Beta testing of the system is still ongoing, and new partners have joined the collaboration, including government agencies, physician professional societies, patient advocacy groups and companies involved in the pharmaceutical, nutrition and electronic health records industries.

Exciting improvements to the system are under way. For example, My GI Health recently began a partnership with MEDL Mobile, which creates, develops, markets and monetizes mobile apps. MEDL Mobile is working with the My GI Health team to create an iOS7 optimized experience designed to enhance the existing platform with native iPhone and iPad functionality. Additional improvements are planned, as additional partners and collaborators are identified.

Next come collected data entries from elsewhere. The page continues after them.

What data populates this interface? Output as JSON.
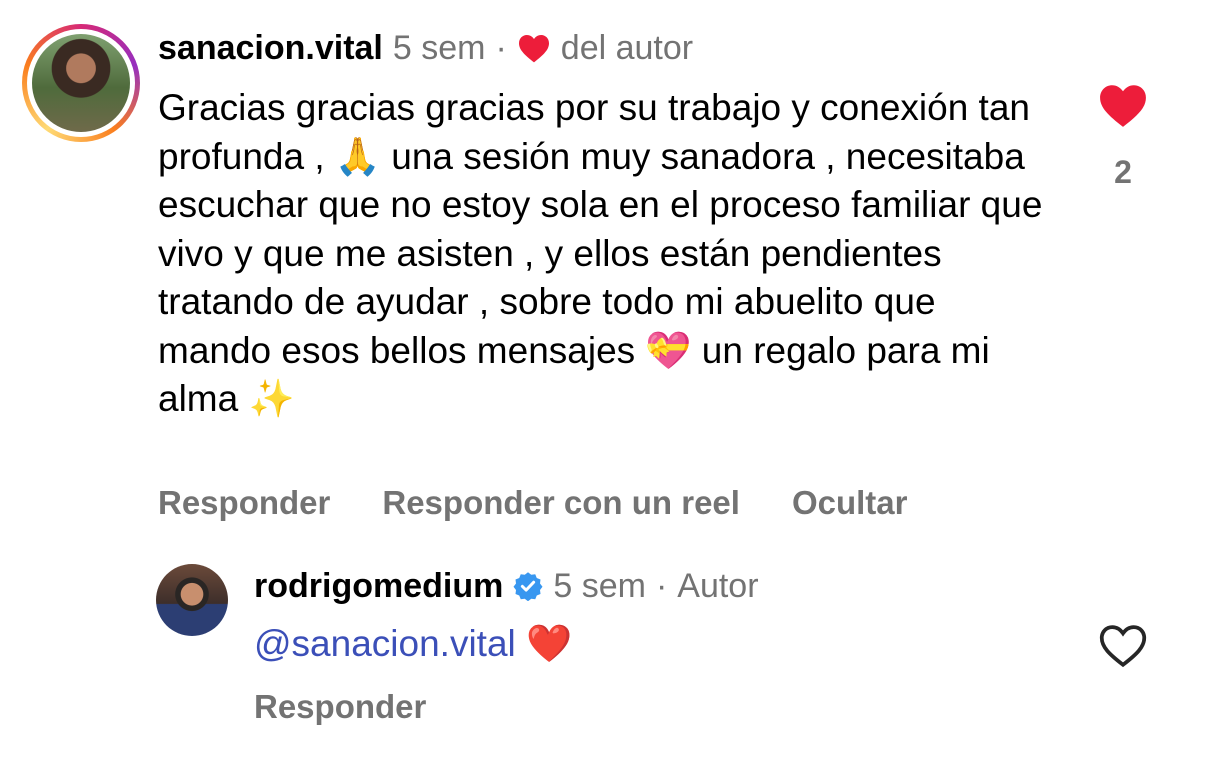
{
  "comments": [
    {
      "username": "sanacion.vital",
      "time": "5 sem",
      "separator": "·",
      "author_like_label": "del autor",
      "text": "Gracias gracias gracias por su trabajo y conexión tan profunda , 🙏 una sesión muy sanadora , necesitaba escuchar que no estoy sola en el proceso familiar que vivo y que me asisten , y ellos están pendientes tratando de ayudar , sobre todo mi abuelito que mando esos bellos mensajes 💝 un regalo para mi alma ✨",
      "actions": [
        "Responder",
        "Responder con un reel",
        "Ocultar"
      ],
      "like_count": "2",
      "liked": true,
      "like_color": "#ed1d3a"
    },
    {
      "username": "rodrigomedium",
      "verified": true,
      "time": "5 sem",
      "separator": "·",
      "role": "Autor",
      "mention": "@sanacion.vital",
      "emoji": "❤️",
      "actions": [
        "Responder"
      ],
      "liked": false
    }
  ],
  "colors": {
    "meta_gray": "#737373",
    "mention_blue": "#3b4fb8",
    "verified_blue": "#3897f0",
    "heart_red": "#ed1d3a"
  },
  "icons": {
    "heart": "heart-icon",
    "heart_outline": "heart-outline-icon",
    "verified": "verified-badge-icon"
  }
}
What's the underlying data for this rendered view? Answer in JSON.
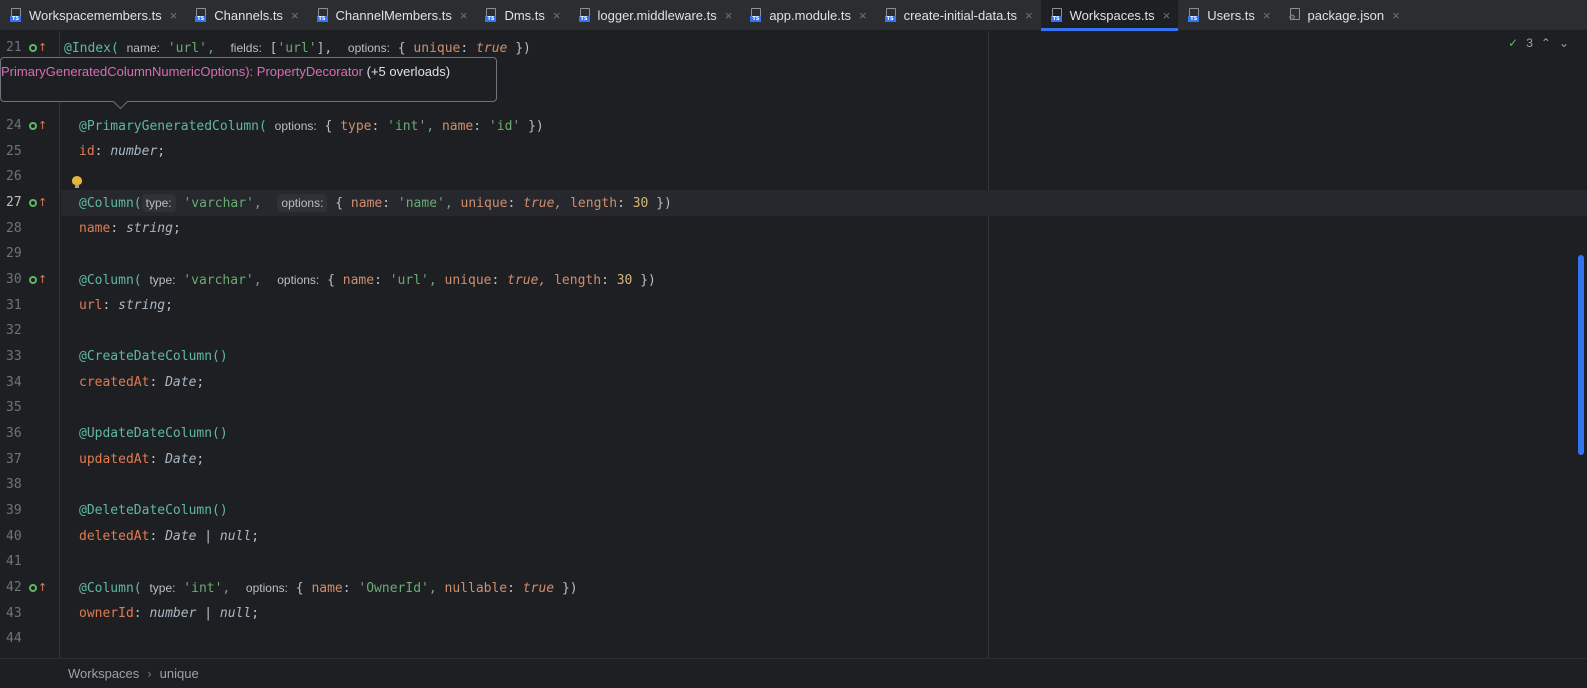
{
  "tabs": [
    {
      "label": "Workspacemembers.ts",
      "icon": "ts-file-icon",
      "active": false
    },
    {
      "label": "Channels.ts",
      "icon": "ts-file-icon",
      "active": false
    },
    {
      "label": "ChannelMembers.ts",
      "icon": "ts-file-icon",
      "active": false
    },
    {
      "label": "Dms.ts",
      "icon": "ts-file-icon",
      "active": false
    },
    {
      "label": "logger.middleware.ts",
      "icon": "ts-file-icon",
      "active": false
    },
    {
      "label": "app.module.ts",
      "icon": "ts-file-icon",
      "active": false
    },
    {
      "label": "create-initial-data.ts",
      "icon": "ts-file-icon",
      "active": false
    },
    {
      "label": "Workspaces.ts",
      "icon": "ts-file-icon",
      "active": true
    },
    {
      "label": "Users.ts",
      "icon": "ts-file-icon",
      "active": false
    },
    {
      "label": "package.json",
      "icon": "json-file-icon",
      "active": false
    }
  ],
  "close_glyph": "×",
  "inspection": {
    "count": "3",
    "up": "⌃",
    "down": "⌄"
  },
  "tooltip": {
    "part1": "PrimaryGeneratedColumnNumericOptions):",
    "part2": "PropertyDecorator",
    "part3": "(+5 overloads)"
  },
  "line_numbers": [
    "21",
    "24",
    "25",
    "26",
    "27",
    "28",
    "29",
    "30",
    "31",
    "32",
    "33",
    "34",
    "35",
    "36",
    "37",
    "38",
    "39",
    "40",
    "41",
    "42",
    "43",
    "44"
  ],
  "code": {
    "l21": {
      "ann": "@Index(",
      "h1": "name:",
      "s1": "'url',",
      "h2": "fields:",
      "p1": "[",
      "s2": "'url'",
      "p2": "],",
      "h3": "options:",
      "p3": "{",
      "k1": "unique",
      "p4": ":",
      "v1": "true",
      "p5": "})"
    },
    "l24": {
      "ann": "@PrimaryGeneratedColumn(",
      "h1": "options:",
      "p1": "{",
      "k1": "type",
      "p2": ":",
      "s1": "'int',",
      "k2": "name",
      "p3": ":",
      "s2": "'id'",
      "p4": "})"
    },
    "l25": {
      "f": "id",
      "p": ":",
      "t": "number",
      "e": ";"
    },
    "l27": {
      "ann": "@Column(",
      "h1": "type:",
      "s1": "'varchar',",
      "h2": "options:",
      "p1": "{",
      "k1": "name",
      "p2": ":",
      "s2": "'name',",
      "k2": "unique",
      "p3": ":",
      "v1": "true,",
      "k3": "length",
      "p4": ":",
      "n1": "30",
      "p5": "})"
    },
    "l28": {
      "f": "name",
      "p": ":",
      "t": "string",
      "e": ";"
    },
    "l30": {
      "ann": "@Column(",
      "h1": "type:",
      "s1": "'varchar',",
      "h2": "options:",
      "p1": "{",
      "k1": "name",
      "p2": ":",
      "s2": "'url',",
      "k2": "unique",
      "p3": ":",
      "v1": "true,",
      "k3": "length",
      "p4": ":",
      "n1": "30",
      "p5": "})"
    },
    "l31": {
      "f": "url",
      "p": ":",
      "t": "string",
      "e": ";"
    },
    "l33": {
      "ann": "@CreateDateColumn()"
    },
    "l34": {
      "f": "createdAt",
      "p": ":",
      "t": "Date",
      "e": ";"
    },
    "l36": {
      "ann": "@UpdateDateColumn()"
    },
    "l37": {
      "f": "updatedAt",
      "p": ":",
      "t": "Date",
      "e": ";"
    },
    "l39": {
      "ann": "@DeleteDateColumn()"
    },
    "l40": {
      "f": "deletedAt",
      "p": ":",
      "t": "Date",
      "pipe": "|",
      "t2": "null",
      "e": ";"
    },
    "l42": {
      "ann": "@Column(",
      "h1": "type:",
      "s1": "'int',",
      "h2": "options:",
      "p1": "{",
      "k1": "name",
      "p2": ":",
      "s2": "'OwnerId',",
      "k2": "nullable",
      "p3": ":",
      "v1": "true",
      "p4": "})"
    },
    "l43": {
      "f": "ownerId",
      "p": ":",
      "t": "number",
      "pipe": "|",
      "t2": "null",
      "e": ";"
    }
  },
  "breadcrumb": {
    "items": [
      "Workspaces",
      "unique"
    ],
    "sep": "›"
  },
  "colors": {
    "accent": "#3574f0",
    "annotation": "#5fb8a5",
    "string": "#6aab73",
    "keyword": "#cf8e6d",
    "background": "#1e1f22"
  }
}
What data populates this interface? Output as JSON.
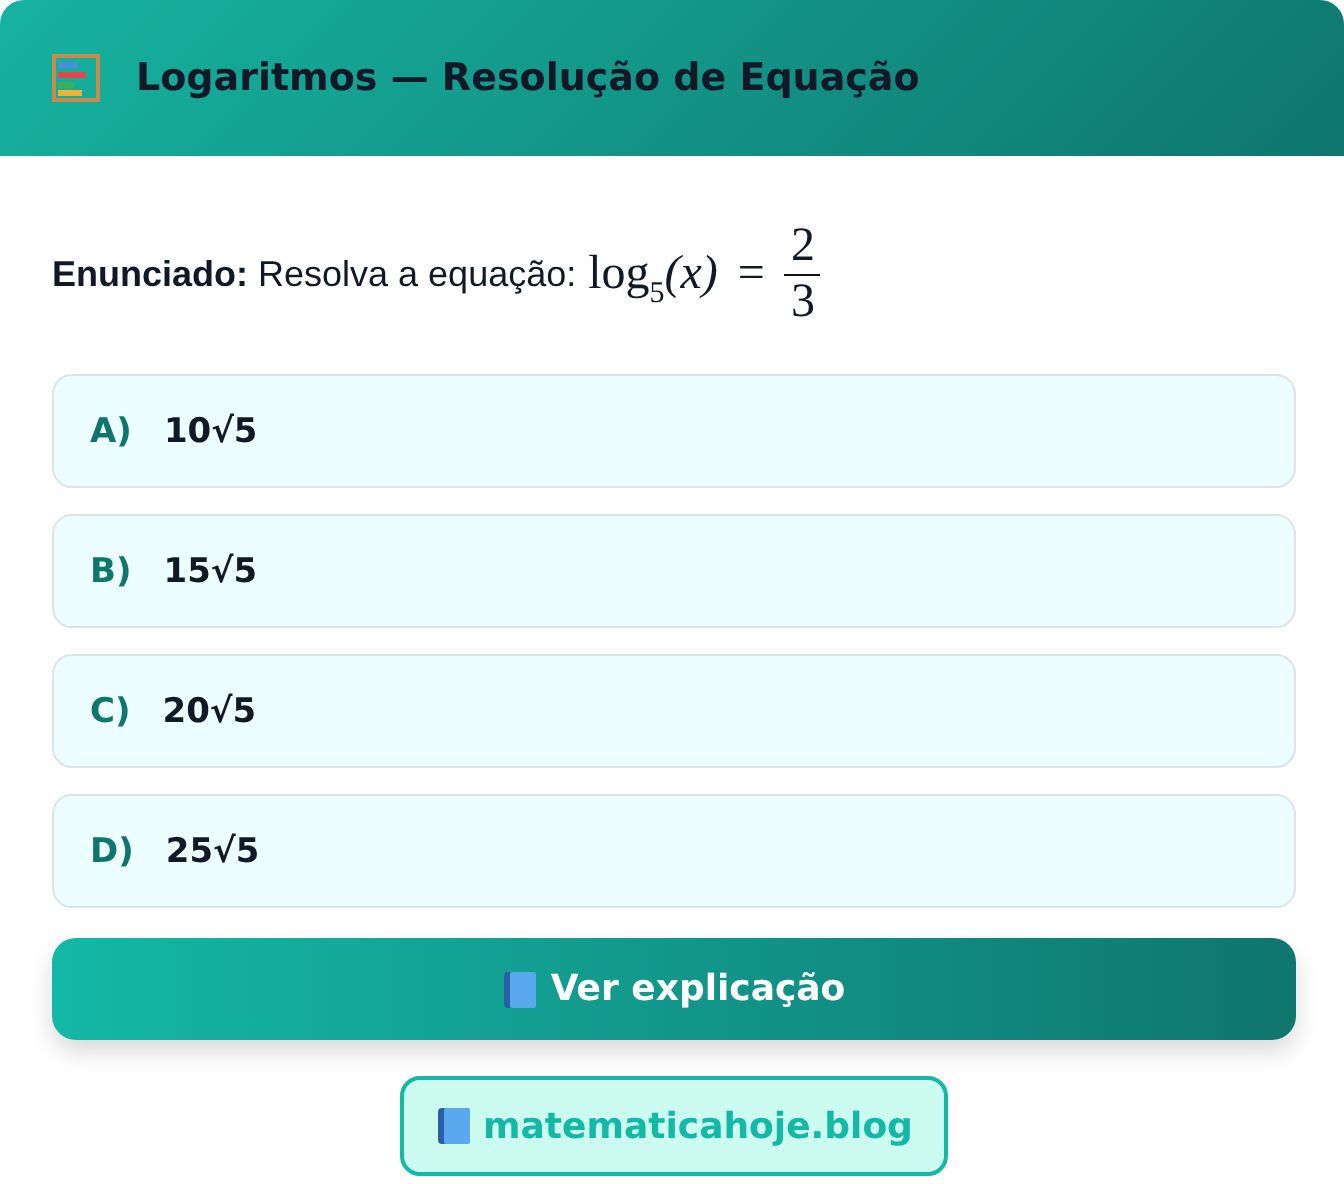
{
  "header": {
    "title": "Logaritmos — Resolução de Equação"
  },
  "statement": {
    "label": "Enunciado:",
    "text": "Resolva a equação:",
    "equation": {
      "func": "log",
      "base": "5",
      "argument": "(x)",
      "relation": "=",
      "numerator": "2",
      "denominator": "3"
    }
  },
  "options": [
    {
      "letter": "A)",
      "answer": "10√5"
    },
    {
      "letter": "B)",
      "answer": "15√5"
    },
    {
      "letter": "C)",
      "answer": "20√5"
    },
    {
      "letter": "D)",
      "answer": "25√5"
    }
  ],
  "explain_button": {
    "label": "Ver explicação"
  },
  "site_link": {
    "label": "matematicahoje.blog"
  }
}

In time, the developers of the My GI Health program believe it can be expanded to other diseases and disorders. The developers believe that the platform could easily support a My Nutrition Health, My Heart Health, My Skin Health, My Joint Health and more.

We at Ironwood believe the platform represents an opportunity for healthcare companies to work with other healthcare stakeholders not only on how to address the needs of patients through the development of new diagnostics and medicines, but also on how to enhance the quality, cost-efficiency and overall patient experience in the delivery of healthcare.

Achieving this will require collaboration among pharmaceutical and diagnostics companies, insurance companies, academia, government, advocacy organizations, professional organizations, doctors and patients. The My GI Health model is helping to advance this vision by aligning multiple stakeholders around the design and implementation of tools, systems and processes intended to drive improvement in patient health outcomes by positively reconstructing how patients and their physicians communicate and partner.

*Editor’s note: Ironwood co-markets Linzess (linaclotide), which is indicated for adults with IBS-C or CIC.


Tom McCourt is chief commercial officer and SVP, marketing & sales, and Douglas Levine, MD, is VP, medical scientific affairs, Ironwood Pharmaceuticals.